Miriam swallowed as she stood up and walked over.

“Please describe for the Clan how you come to be here. From the day you first learned of your heritage.”

“We’ll be here all day—”

“Nevertheless, if you please.”

“Certainly.” Miriam took a deep breath. “It started the day I lost my job with a business magazine in Cambridge. I went to visit my mother—” a nod to Iris “—who asked me to fetch down a box from her attic. The box was full of old papers …”

She kept going until she reached her patent filing in New Britain, the enterprise she was setting up, and Olga’s shooting. Her throat was dry and the room was silent. She shook her head. “Can I have a glass of water, please?” she asked. A tumbler appeared next to her.

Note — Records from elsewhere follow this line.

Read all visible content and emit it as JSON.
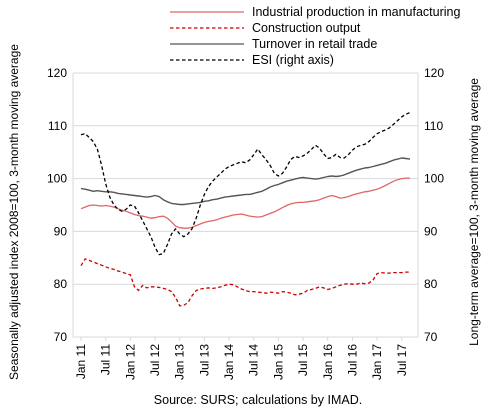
{
  "colors": {
    "industrial": "#e06666",
    "construction": "#cc0000",
    "retail": "#555555",
    "esi": "#000000",
    "grid": "#d9d9d9"
  },
  "chart_data": {
    "type": "line",
    "ylabel": "Seasonally adjusted index 2008=100, 3-month moving average",
    "y2label": "Long-term average=100, 3-month moving average",
    "source": "Source: SURS; calculations by IMAD.",
    "ylim": [
      70,
      120
    ],
    "y2lim": [
      70,
      120
    ],
    "yticks": [
      70,
      80,
      90,
      100,
      110,
      120
    ],
    "grid": "horizontal",
    "legend_position": "top",
    "x_tick_labels": [
      "Jan 11",
      "Jul 11",
      "Jan 12",
      "Jul 12",
      "Jan 13",
      "Jul 13",
      "Jan 14",
      "Jul 14",
      "Jan 15",
      "Jul 15",
      "Jan 16",
      "Jul 16",
      "Jan 17",
      "Jul 17"
    ],
    "x_start": "Jan 11",
    "x_end": "Aug 17",
    "series": [
      {
        "name": "Industrial production in manufacturing",
        "color_key": "industrial",
        "style": "solid",
        "axis": "left",
        "values": [
          94.3,
          94.6,
          94.9,
          95.0,
          94.9,
          94.8,
          94.9,
          94.8,
          94.6,
          94.3,
          94.0,
          93.8,
          93.5,
          93.2,
          93.0,
          92.9,
          92.7,
          92.5,
          92.6,
          92.8,
          92.9,
          92.5,
          91.8,
          91.0,
          90.7,
          90.6,
          90.6,
          90.8,
          91.1,
          91.4,
          91.7,
          91.9,
          92.0,
          92.2,
          92.5,
          92.7,
          92.9,
          93.1,
          93.2,
          93.3,
          93.1,
          92.9,
          92.8,
          92.7,
          92.8,
          93.1,
          93.4,
          93.7,
          94.1,
          94.5,
          94.9,
          95.2,
          95.4,
          95.5,
          95.5,
          95.6,
          95.7,
          95.8,
          96.0,
          96.3,
          96.6,
          96.8,
          96.6,
          96.3,
          96.4,
          96.6,
          96.9,
          97.1,
          97.3,
          97.5,
          97.6,
          97.8,
          98.0,
          98.3,
          98.7,
          99.1,
          99.5,
          99.8,
          100.0,
          100.1,
          100.1
        ]
      },
      {
        "name": "Construction output",
        "color_key": "construction",
        "style": "dashed",
        "axis": "left",
        "values": [
          83.5,
          84.8,
          84.5,
          84.2,
          83.9,
          83.6,
          83.3,
          83.0,
          82.8,
          82.5,
          82.3,
          82.0,
          81.8,
          79.5,
          78.8,
          79.8,
          79.3,
          79.5,
          79.5,
          79.4,
          79.2,
          79.0,
          78.6,
          77.5,
          75.9,
          76.0,
          76.5,
          77.8,
          78.8,
          79.1,
          79.2,
          79.3,
          79.2,
          79.3,
          79.5,
          79.8,
          80.0,
          79.9,
          79.5,
          79.1,
          78.8,
          78.6,
          78.6,
          78.5,
          78.4,
          78.3,
          78.5,
          78.4,
          78.3,
          78.6,
          78.5,
          78.3,
          78.0,
          78.1,
          78.3,
          78.8,
          79.0,
          79.2,
          79.5,
          79.3,
          79.0,
          79.2,
          79.5,
          79.8,
          80.0,
          80.1,
          80.0,
          80.0,
          80.2,
          80.1,
          80.2,
          80.8,
          82.0,
          82.2,
          82.1,
          82.1,
          82.2,
          82.2,
          82.2,
          82.3,
          82.3
        ]
      },
      {
        "name": "Turnover in retail trade",
        "color_key": "retail",
        "style": "solid",
        "axis": "left",
        "values": [
          98.1,
          98.0,
          97.8,
          97.6,
          97.7,
          97.6,
          97.5,
          97.5,
          97.4,
          97.2,
          97.1,
          97.0,
          96.9,
          96.8,
          96.7,
          96.6,
          96.5,
          96.6,
          96.8,
          96.6,
          96.0,
          95.6,
          95.3,
          95.2,
          95.1,
          95.1,
          95.2,
          95.3,
          95.4,
          95.5,
          95.7,
          95.8,
          96.0,
          96.1,
          96.3,
          96.5,
          96.6,
          96.7,
          96.8,
          96.9,
          97.0,
          97.0,
          97.2,
          97.4,
          97.6,
          98.0,
          98.4,
          98.7,
          98.9,
          99.2,
          99.5,
          99.7,
          99.9,
          100.1,
          100.2,
          100.1,
          100.0,
          99.9,
          100.0,
          100.2,
          100.4,
          100.5,
          100.4,
          100.5,
          100.7,
          101.0,
          101.3,
          101.6,
          101.8,
          102.0,
          102.1,
          102.3,
          102.5,
          102.7,
          102.9,
          103.2,
          103.5,
          103.7,
          103.9,
          103.8,
          103.7
        ]
      },
      {
        "name": "ESI (right axis)",
        "color_key": "esi",
        "style": "dashed",
        "axis": "right",
        "values": [
          108.3,
          108.5,
          107.8,
          107.0,
          105.5,
          102.5,
          99.0,
          96.5,
          95.0,
          94.2,
          93.8,
          94.2,
          95.0,
          94.8,
          93.5,
          92.0,
          90.5,
          89.0,
          87.0,
          85.6,
          85.8,
          87.5,
          89.5,
          90.5,
          89.5,
          89.0,
          89.5,
          90.5,
          92.5,
          95.0,
          97.0,
          98.5,
          99.5,
          100.3,
          101.0,
          101.8,
          102.3,
          102.6,
          102.9,
          103.2,
          103.0,
          103.5,
          104.5,
          105.6,
          104.5,
          103.6,
          102.5,
          101.0,
          100.5,
          101.0,
          102.2,
          103.6,
          104.2,
          104.0,
          104.3,
          104.8,
          105.5,
          106.3,
          105.8,
          104.7,
          103.8,
          104.0,
          104.6,
          104.0,
          103.9,
          104.5,
          105.4,
          106.0,
          106.3,
          106.5,
          107.0,
          107.8,
          108.5,
          108.9,
          109.2,
          109.6,
          110.3,
          111.0,
          111.7,
          112.2,
          112.5
        ]
      }
    ]
  }
}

“Thank you. By this time I had some ideas. The people who kept trying to murder Iris—sorry, Patricia—and who kept going after me, or getting at Olga by mistake—they had to be relatives. But apart from one attempt, there was never any sign of them on the other side, in America that is. I remembered being told about a long-lost brother who headed west in the earliest days of the Clan. You know—we learned—that they, too, use a pattern to let them world-walk, however they can travel only from here to New Britain, to the place I’ve just been telling you about.

“What I’ve pieced together is something like this. A very long time ago one of the brothers headed west. He fell on hard times and lost his amulet. In fact, he ended up as an indentured slave and took nearly ten years to save the cash to buy his freedom. Once free, he had to reconstruct the knot design from memory. Either that, or his was deliberately sabotaged by a sibling. Whichever, the knot he painted was different. I can’t emphasize that strongly enough; where you go when you world-walk depends on the design you use as a key. We now know of two keys, but there’s another fact—the other one, this lost brother’s knot, doesn’t work in America. Our America. The one we go to.

“Anyway, he crossed over repeatedly, because it had been arranged that at regular intervals he should check for his brothers. They evidently intended to send a trade caravan to meet him, somewhere in Northern California perhaps. But he never found his business partners waiting for him, because they were elsewhere, traveling to another world where, presumably, they interpreted his absence as a sign that he’d died. He was cut off completely, and put it down to betrayal.”

“Preposterous!” Someone in the front row snorted, prompting Angbard to bring down the gavel again. Miriam took the opportunity to help herself to a glass of water.

“This brother, Lee, had a family. His family was less numerous, less able to provide for themselves, than the Clan. Just as the ability was lost to your ancestors for a generation or two, so it was with his descendants—and it took longer before some first cousins or cousins married and had an infant with renewed ability. They prospered much as you have, but more slowly. The New British don’t have a lot of time for Chinese merchants, and as a smaller family they had far fewer active world-walkers to rely on.